Freitag, 19. Mai 2017

Aktivisten demonstrieren, Journalisten fabulieren.

Zugegeben, über die Akteure, um die es hier geht, weiß ich nichts. Das gilt für die Demonstranten der Identitären Bewegung ebenso wie für die Journalisten, die über sie berichten. Und trotzdem schreibe ich darüber. Was ist geschehen?

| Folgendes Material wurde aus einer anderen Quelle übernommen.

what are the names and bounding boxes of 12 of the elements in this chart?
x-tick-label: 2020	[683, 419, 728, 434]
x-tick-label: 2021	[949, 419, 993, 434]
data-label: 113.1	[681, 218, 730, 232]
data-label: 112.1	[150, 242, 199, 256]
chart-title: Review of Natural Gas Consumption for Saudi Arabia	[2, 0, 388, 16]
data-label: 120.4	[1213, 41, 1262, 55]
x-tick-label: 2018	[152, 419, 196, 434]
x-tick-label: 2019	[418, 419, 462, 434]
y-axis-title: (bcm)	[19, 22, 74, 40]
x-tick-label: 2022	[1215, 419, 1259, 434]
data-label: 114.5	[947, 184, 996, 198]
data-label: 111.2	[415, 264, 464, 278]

Etwa 50 Anhänger der Identitären Bewegung demonstrierten heute vor dem Bundesministerium der Justiz in Berlin gegen das geplante Netzwerkdurchsetzungsgesetz (NetzDG), das Justizminister Maas im Schnellverfahren durch den Bundestag bringen will. Kurz gefasst geht es in dem Gesetz darum, Netzwerken wie Facebook oder Twitter Bußgelder anzudrohen, wenn sie rechtswidrige Kommentare ihrer Benutzer nicht schnell löschen. Was rechtswidrig ist, würden Beschäftigte bei Facebook und Twitter entscheiden, nicht etwa Gerichte.

Es gibt Gründe zuhauf gegen das geplante Gesetz zu protestieren oder zu demonstrieren. Anhänger der Identitären Bewegung haben dies heute getan. Sie bedienten sich dabei einer Protestform, die man von Öko-Aktivisten, Grünen und Linken seit Jahren kennt: spektakuläre Aktionen, die Nachrichtenstoff für die Medien hergeben. Und genau so ist es gekommen. Hier Schlagzeilen von heute, geordnet nach gedachten Eskalationsstufen:

Illegale Aktion der Identitäre Bewegung vor Justizministerium (Deutschlandfunk)
"Identitäre Bewegung" marschiert vor Justizministerium auf (Rundfunk Berlin-Brandenburg)
Identitäre vor Justizministerium gestoppt (B.Z.Berlin)
Identitäre Bewegung - Rechtsextreme wollen in Justizministerium eindringen (ZDF)
Identitäre wollen Ministerium stürmen (Tagesschau)
Identitäre versuchen Sturm auf Justizministerium (Süddeutsche Zeitung)
Livestream: Identitäre stürmen Justizministerium (MMnews)
Dramatische Szenen, als 50 Identitäre das Ministerium stürmen wollen (Die Welt)
50 "Identitäre" scheitern mit Besetzung des Justizministeriums (Tagesspiegel)

Nimmt man die Essenz aus den verschiedenen Artikeln, ergibt sich folgendes Bild: Etwa 50 Personen hatten sich nach Angaben der Polizei zu einer unangemeldeten Demonstration vor dem Justizministerium eingefunden. Sie hatten eine Leiter und Transparente bei sich. Ein Eindringen in das Ministerium hatte die Polizei verhindert. Niemand wurde verletzt, alle Teilnehmer erhielten Platzverweis. Einige müssen mit Strafanzeigen wegen Widerstand gegen Vollstreckungsbeamte rechnen.

Von einem Marsch auf das Justizministerium konnte ebenso wenig die Rede sein wie von einem Sturm auf das selbige. Die Dramatik in den Artikeln ist wohl dem Umstand geschuldet, dass die Demonstranten nicht zu den Guten gehören. Das heißt, es waren keine Aktivisten, die man dem links-grünen Spektrum zurechnen könnte. Es waren Rechte. Diese haben zwar eine Haltung, aber nicht die allenthalben gewünschte. Die Toleranzschwelle der Journalisten lag somit bei nahe Null. In der Folge erblickten Übertreibungen das Licht der Welt, die ein falsches Bild der Vorkommnisse lieferten.

Die Pointe der Geschichte: Das was Maas mit seinem NetzDG unter anderem bekämpfen will, praktizieren Journalisten ungeniert an den Gegnern des geplanten Gesetzes: Falschmeldungen oder wie es neudeutsch gerne heißt, Fake News.